Verwandte Nachricht: Open source forkers stick an OpenBao in the oven

  • Als Reaktion auf HashiCorps Einführung einer wettbewerbsbeschränkenden Lizenz für die Terraform-Software wächst innerhalb der Linux Foundation die Bewegung, eine Open-Source-Alternative zu Vault, HashiCorps Projekt für Geheimnisverwaltung, zu unterstützen.
  • Auf dem Open Source Summit in Tokio stellte Sebastian Stadil, Mitgründer und CEO von Scalr sowie Organisator des OpenTofu-Projekts, eines Forks von Terraform, OpenBao vor.
  • OpenBao ist ein Fork von Vault und hilft Entwicklern bei der Verwaltung von Passwörtern, Tokens, Zertifikaten, API-Schlüsseln und Ähnlichem.
  • HashiCorp hat Vault und andere Software auf eine Business Source License umgestellt. Dadurch ist es konkurrierenden Cloud-Unternehmen untersagt, diese Software als Konkurrenzprodukt anzubieten. Als Reaktion darauf haben Wettbewerber den Vault-Code unter der OSI-konformen Mozilla PLv2 geforkt.
  • Das OpenBao-Projekt wird von der Linux Foundation vorangetrieben, wobei IBM-Entwickler es über LF Edge führen. Das Projekt ist von IBM bislang noch nicht offiziell genehmigt, und um von der Linux Foundation anerkannt zu werden, muss es bestimmte Kriterien erfüllen, die seine Nachhaltigkeit belegen.
  • Zu HashiCorps Gründen für die Lizenzänderung bei Terraform wurde angemerkt, dass HashiCorp vermutlich Geld verbrennt und angesichts steigender Zinsen Maßnahmen zur Umsatzgenerierung ergreifen werde.
  • HashiCorp meldete für das dritte Quartal 2024 einen Umsatz von 146,1 Millionen US-Dollar, was einem Anstieg von 17 % gegenüber dem Vorjahr entspricht.
 
GN⁺ 2023-12-10
Hacker-News-Kommentare
  • Aktuelle verwandte Nachricht: HashiCorp Vault wurde zu OpenBAO geforkt

    • Im Dezember 2023 wurde auf Hacker News lebhaft über OpenBAO diskutiert. Es befindet sich noch in einem frühen Stadium und ist noch nicht einsatzbereit, bietet aber viele Möglichkeiten, Beiträge zu leisten.
    • Wer beitragen möchte, kann dem Matrix-Chatraum beitreten oder sich in die Mailingliste eintragen.
  • Meinung eines Nutzers der kostenpflichtigen Version von HashiCorp Vault

    • Wird wegen der Integration mit On-Premises-HSMs und zur Einhaltung von FIPS verwendet.
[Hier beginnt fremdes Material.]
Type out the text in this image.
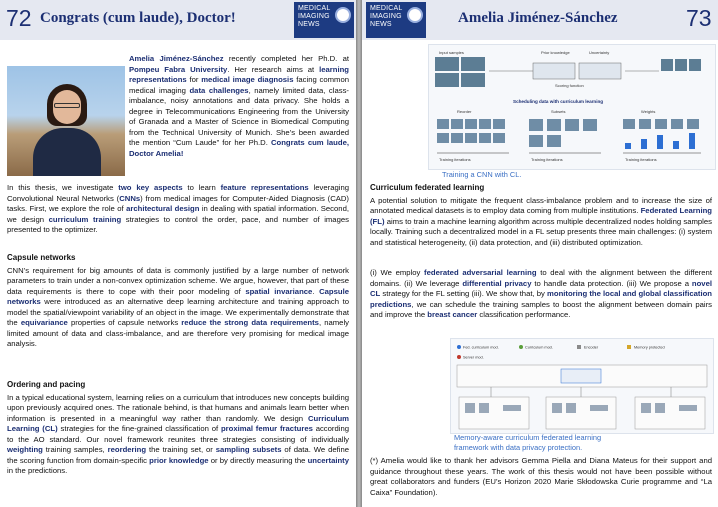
72 Congrats (cum laude), Doctor!
MEDICAL
IMAGING
NEWS

Amelia Jiménez-Sánchez recently completed her Ph.D. at Pompeu Fabra University. Her research aims at learning representations for medical image diagnosis facing common medical imaging data challenges, namely limited data, class-imbalance, noisy annotations and data privacy. She holds a degree in Telecommunications Engineering from the University of Granada and a Master of Science in Biomedical Computing from the Technical University of Munich. She’s been awarded the mention “Cum Laude” for her Ph.D. Congrats cum laude, Doctor Amelia!

In this thesis, we investigate two key aspects to learn feature representations leveraging Convolutional Neural Networks (CNNs) from medical images for Computer-Aided Diagnosis (CAD) tasks. First, we explore the role of architectural design in dealing with spatial information. Second, we design curriculum training strategies to control the order, pace, and number of images presented to the optimizer.

Capsule networks

CNN’s requirement for big amounts of data is commonly justified by a large number of network parameters to train under a non-convex optimization scheme. We argue, however, that part of these data requirements is there to cope with their poor modeling of spatial invariance. Capsule networks were introduced as an alternative deep learning architecture and training approach to model the spatial/viewpoint variability of an object in the image. We experimentally demonstrate that the equivariance properties of capsule networks reduce the strong data requirements, namely limited amount of data and class-imbalance, and are therefore very promising for medical image analysis.

Ordering and pacing

In a typical educational system, learning relies on a curriculum that introduces new concepts building upon previously acquired ones. The rationale behind, is that humans and animals learn better when information is presented in a meaningful way rather than randomly. We design Curriculum Learning (CL) strategies for the fine-grained classification of proximal femur fractures according to the AO standard. Our novel framework reunites three strategies consisting of individually weighting training samples, reordering the training set, or sampling subsets of data. We define the scoring function from domain-specific prior knowledge or by directly measuring the uncertainty in the predictions.

MEDICAL
IMAGING
NEWS	Amelia Jiménez-Sánchez	73
Input samples	Prior knowledge	Uncertainty
Scoring function
Scheduling data with curriculum learning
Reorder	Subsets	Weights
Training iterations	Training iterations	Training iterations
Training a CNN with CL.

Curriculum federated learning

A potential solution to mitigate the frequent class-imbalance problem and to increase the size of annotated medical datasets is to employ data coming from multiple institutions. Federated Learning (FL) aims to train a machine learning algorithm across multiple decentralized nodes holding samples locally. Training such a decentralized model in a FL setup presents three main challenges: (i) system and statistical heterogeneity, (ii) data protection, and (iii) distributed optimization.

(i) We employ federated adversarial learning to deal with the alignment between the different domains. (ii) We leverage differential privacy to handle data protection. (iii) We propose a novel CL strategy for the FL setting (iii). We show that, by monitoring the local and global classification predictions, we can schedule the training samples to boost the alignment between domain pairs and improve the breast cancer classification performance.

Fed. curriculum mod.	Curriculum mod.	Encoder	Memory protected
Server mod.
Memory-aware curriculum federated learning framework with data privacy protection.

(*) Amelia would like to thank her advisors Gemma Piella and Diana Mateus for their support and guidance throughout these years. The work of this thesis would not have been possible without great collaborators and funders (EU’s Horizon 2020 Marie Skłodowska Curie programme and “La Caixa” Foundation).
Dem Nutzer ist keine Software bekannt, die zusammen mit HSMs so leichtgewichtig und einfach einsetzbar ist wie Vault. Verwendet werden die Speicherung der Signatur einer Intermediate-CA sowie das automatische Unsealing von Vault durch die Ablage von Shards im HSM. OpenBAO erfüllt diese Anforderungen nicht.
  • Ausdruck von Vorfreude auf einen Nomad-Fork

  • Sorge über einen "Glaubenskrieg" unter Entwicklern bei Secret-Management-Tools

    • Besorgnis über die Instabilität von Tools zur Verwaltung von Passwörtern und Zugangsdaten. Das reicht vom lästigen ständigen Aktualisieren von Namen in YAML-Dateien bis hin zur weitergehenden Sorge, dass ein böswilliger Entwickler absichtlich Sicherheitslücken einbauen könnte. Es wird gefragt, ob es irgendeine Garantie gibt, dass so etwas nicht passiert.
  • Bereitstellung von Links zur OpenBAO-Entwicklung

  • Dank für den Open-Source-Fork und zugleich der Wunsch, Vault und Consul künftig zu meiden

    • Es besteht der Eindruck, dass diese Software den Nutzern in den letzten Jahren die Arbeit schwerer gemacht hat.
  • Betonung der Bedeutung von OpenBAO-Sicherheit und Nutzervertrauen

    • Der Hinweistext mit der Bitte, in Vault gefundene Sicherheitsprobleme verantwortungsvoll offenzulegen, sollte laut Anmerkung von "Vault" auf "OpenBAO" geändert werden.